International career
- 2009–2010: Slovenia U16 / 3 / (0)
- 2010: Slovenia U17 / 2 / (1)
- 2013: Slovenia U18 / 5 / (1)
- 2013–2016: Slovenia U21 / 13 / (1)

= Žan Benedičič =

Slovenian footballer (born 1995)

Žan Benedičič (born 3 October 1995) is a Slovenian footballer who plays as an attacking midfielder for Velesovo Cerklje. He represented Slovenia at various youth levels.

==Club career==
===AC Milan===
After progressing through the youth ranks at AC Milan, Benedičič broke into the Milan Primavera side. In the 2013–14 season, he made 35 appearances for the Primavera side in all competitions, and also scored 6 goals.
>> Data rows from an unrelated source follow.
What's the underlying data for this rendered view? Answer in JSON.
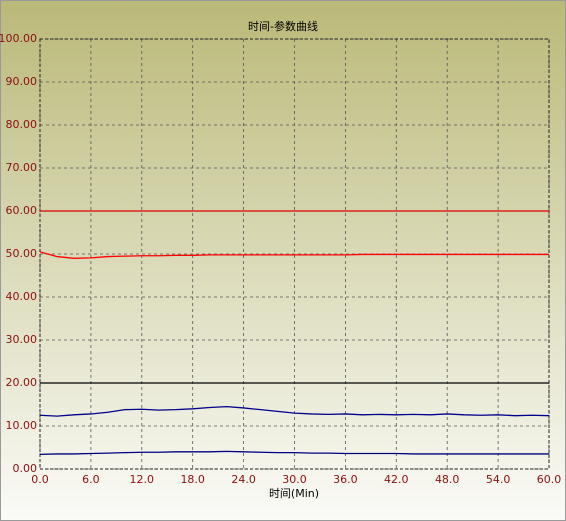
{
  "chart_data": {
    "type": "line",
    "title": "时间-参数曲线",
    "x_label": "时间(Min)",
    "x": [
      0,
      2,
      4,
      6,
      8,
      10,
      12,
      14,
      16,
      18,
      20,
      22,
      24,
      26,
      28,
      30,
      32,
      34,
      36,
      38,
      40,
      42,
      44,
      46,
      48,
      50,
      52,
      54,
      56,
      58,
      60
    ],
    "series": [
      {
        "color": "#e00000",
        "values": [
          60,
          60,
          60,
          60,
          60,
          60,
          60,
          60,
          60,
          60,
          60,
          60,
          60,
          60,
          60,
          60,
          60,
          60,
          60,
          60,
          60,
          60,
          60,
          60,
          60,
          60,
          60,
          60,
          60,
          60,
          60
        ]
      },
      {
        "color": "#ff0000",
        "values": [
          50.5,
          49.4,
          49.0,
          49.1,
          49.4,
          49.5,
          49.6,
          49.6,
          49.7,
          49.7,
          49.8,
          49.8,
          49.8,
          49.8,
          49.8,
          49.8,
          49.8,
          49.8,
          49.8,
          49.9,
          49.9,
          49.9,
          49.9,
          49.9,
          49.9,
          49.9,
          49.9,
          49.9,
          49.9,
          49.9,
          49.9
        ]
      },
      {
        "color": "#000000",
        "values": [
          20,
          20,
          20,
          20,
          20,
          20,
          20,
          20,
          20,
          20,
          20,
          20,
          20,
          20,
          20,
          20,
          20,
          20,
          20,
          20,
          20,
          20,
          20,
          20,
          20,
          20,
          20,
          20,
          20,
          20,
          20
        ]
      },
      {
        "color": "#00008b",
        "values": [
          12.5,
          12.3,
          12.6,
          12.8,
          13.2,
          13.8,
          13.9,
          13.7,
          13.8,
          14.0,
          14.3,
          14.5,
          14.2,
          13.8,
          13.4,
          13.0,
          12.8,
          12.7,
          12.8,
          12.6,
          12.7,
          12.6,
          12.7,
          12.6,
          12.8,
          12.6,
          12.5,
          12.6,
          12.4,
          12.5,
          12.4
        ]
      },
      {
        "color": "#000080",
        "values": [
          3.4,
          3.5,
          3.5,
          3.6,
          3.7,
          3.8,
          3.9,
          3.9,
          4.0,
          4.0,
          4.0,
          4.1,
          4.0,
          3.9,
          3.8,
          3.8,
          3.7,
          3.7,
          3.6,
          3.6,
          3.6,
          3.6,
          3.5,
          3.5,
          3.5,
          3.5,
          3.5,
          3.5,
          3.5,
          3.5,
          3.5
        ]
      }
    ],
    "xlim": [
      0,
      60
    ],
    "xticks": [
      {
        "value": 0,
        "label": "0.0"
      },
      {
        "value": 6,
        "label": "6.0"
      },
      {
        "value": 12,
        "label": "12.0"
      },
      {
        "value": 18,
        "label": "18.0"
      },
      {
        "value": 24,
        "label": "24.0"
      },
      {
        "value": 30,
        "label": "30.0"
      },
      {
        "value": 36,
        "label": "36.0"
      },
      {
        "value": 42,
        "label": "42.0"
      },
      {
        "value": 48,
        "label": "48.0"
      },
      {
        "value": 54,
        "label": "54.0"
      },
      {
        "value": 60,
        "label": "60.0"
      }
    ],
    "ylim": [
      0,
      100
    ],
    "yticks": [
      {
        "value": 0,
        "label": "0.00"
      },
      {
        "value": 10,
        "label": "10.00"
      },
      {
        "value": 20,
        "label": "20.00"
      },
      {
        "value": 30,
        "label": "30.00"
      },
      {
        "value": 40,
        "label": "40.00"
      },
      {
        "value": 50,
        "label": "50.00"
      },
      {
        "value": 60,
        "label": "60.00"
      },
      {
        "value": 70,
        "label": "70.00"
      },
      {
        "value": 80,
        "label": "80.00"
      },
      {
        "value": 90,
        "label": "90.00"
      },
      {
        "value": 100,
        "label": "100.00"
      }
    ],
    "grid": true
  }
}
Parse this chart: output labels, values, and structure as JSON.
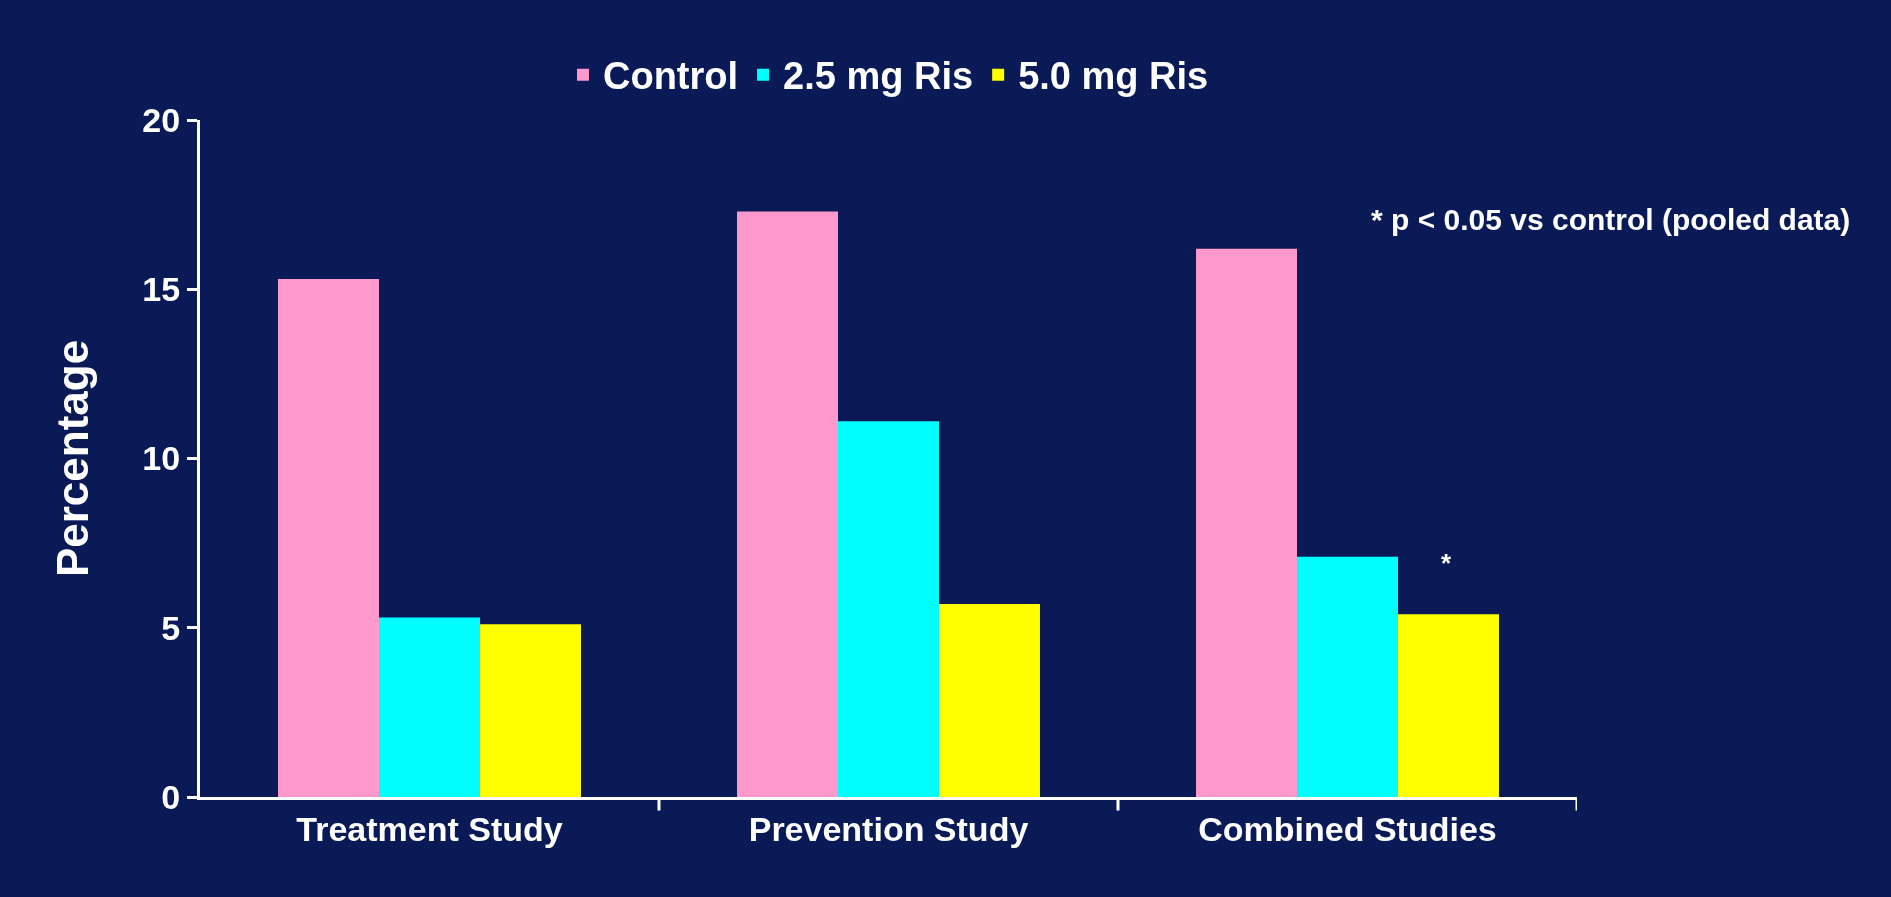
{
  "chart_data": {
    "type": "bar",
    "ylabel": "Percentage",
    "categories": [
      "Treatment Study",
      "Prevention Study",
      "Combined Studies"
    ],
    "series": [
      {
        "name": "Control",
        "color": "#ff99cc",
        "values": [
          15.3,
          17.3,
          16.2
        ]
      },
      {
        "name": "2.5 mg Ris",
        "color": "#00ffff",
        "values": [
          5.3,
          11.1,
          7.1
        ]
      },
      {
        "name": "5.0 mg Ris",
        "color": "#ffff00",
        "values": [
          5.1,
          5.7,
          5.4
        ]
      }
    ],
    "ylim": [
      0,
      20
    ],
    "yticks": [
      0,
      5,
      10,
      15,
      20
    ],
    "grid": false,
    "legend": "top",
    "annotations": [
      "* p < 0.05 vs control (pooled data)",
      "*"
    ]
  }
}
During the 2014–15 pre-season, he was called up to the Milan senior team for the tour of the United States by new Milan manager and his former youth coach Filippo Inzaghi, but on 29 July 2014, he flew home from the tour, strengthening speculation that he was preparing to sign on loan for Leeds United. On 30 July his agent Amir Ružnić confirmed Benedičič was close to a move to Leeds.

====Loan to Leeds United====
On 4 August 2014, it was confirmed that he had signed for Leeds United on a one-year loan deal, with the option for Leeds to buy at the end of the loan. Leeds head coach David Hockaday described Benedičič as "a versatile, strong and technical midfield player". He made his début for Leeds on 12 August when he came on as a substitute in the 63rd minute in a League Cup game against Accrington Stanley. Benedičič made his league début for Leeds United on 30 August in a 1–0 victory against Bolton Wanderers at Elland Road.

Shortly after making his debut, Benedičič picked up a knee injury with would rule him out for the season after he required knee surgery.

===Return to Italy===
After his loan spell expired at Leeds during the summer of 2015, he returned to Italy, signing for Como where he made nine appearances before signing for Ascoli, also making nine appearances.

===Leyton Orient===
On 19 September 2016, Benedičič joined Leyton Orient on a free transfer until January 2017. He left Orient in January after his contract was not renewed.

==International career==
Benedičič was capped for the Slovenia national under-21 football team, making his debut on 6 September 2013 against Russia U21. He scored his first goal on 19 November 2013 when he scored a goal in Slovenia U21s' 5–1 victory against Bulgaria U21.